Denis Delbecq, Le Temps, April 14, 2012.
Le mathématicien Stephen Wolfram a sauvegardé une mine de données sur son existence et vient de les éplucher pour leur donner du sens
Il y a ceux qui griffonnent quelques notes le soir sur leur journal intime. Stephen Wolfram, lui, a préféré faire confiance à ses machines. Le génial mathématicien britannique, créateur de Mathematica – la star des logiciels de calcul –, a mis en ligne, sur son blog, la synthèse d’une vingtaine d’années de données personnelles*. Une plongée statistique dans sa vie quotidienne. Courriels, rendez-vous, appels téléphoniques: rien ne lui échappe, pas même le nombre de frappes sur son clavier. Depuis peu, il porte même un podomètre électronique qui compte chacun de ses pas!
A 52 ans, Stephen Wolfram est un personnage atypique.

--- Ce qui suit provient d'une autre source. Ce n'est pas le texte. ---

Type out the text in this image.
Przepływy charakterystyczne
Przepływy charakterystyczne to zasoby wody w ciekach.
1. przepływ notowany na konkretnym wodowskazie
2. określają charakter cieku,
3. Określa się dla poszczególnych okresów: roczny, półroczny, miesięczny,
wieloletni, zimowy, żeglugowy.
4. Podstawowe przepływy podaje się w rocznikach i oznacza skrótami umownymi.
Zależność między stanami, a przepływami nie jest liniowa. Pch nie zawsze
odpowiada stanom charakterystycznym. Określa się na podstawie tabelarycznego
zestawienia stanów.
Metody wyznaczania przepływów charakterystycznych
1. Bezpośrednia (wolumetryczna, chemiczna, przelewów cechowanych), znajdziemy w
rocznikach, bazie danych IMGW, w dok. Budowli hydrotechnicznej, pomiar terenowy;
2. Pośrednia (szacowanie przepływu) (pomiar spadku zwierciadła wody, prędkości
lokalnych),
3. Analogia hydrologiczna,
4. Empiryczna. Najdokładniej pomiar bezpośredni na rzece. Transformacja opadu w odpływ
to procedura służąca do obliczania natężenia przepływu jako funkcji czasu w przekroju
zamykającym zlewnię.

A la tête de l’entreprise de 700 personnes forgée autour du succès de Mathematica, il travaille à domicile depuis plus de 20 ans. Né en Grande-Bretagne, il avait marqué les prestigieuses écoles de sa jeunesse, et pour cause: il a signé son premier article scientifique à l’âge de 15 ans. Arrivé aux Etats-Unis à 18, il a décroché un doctorat de physique des particules deux ans plus tard!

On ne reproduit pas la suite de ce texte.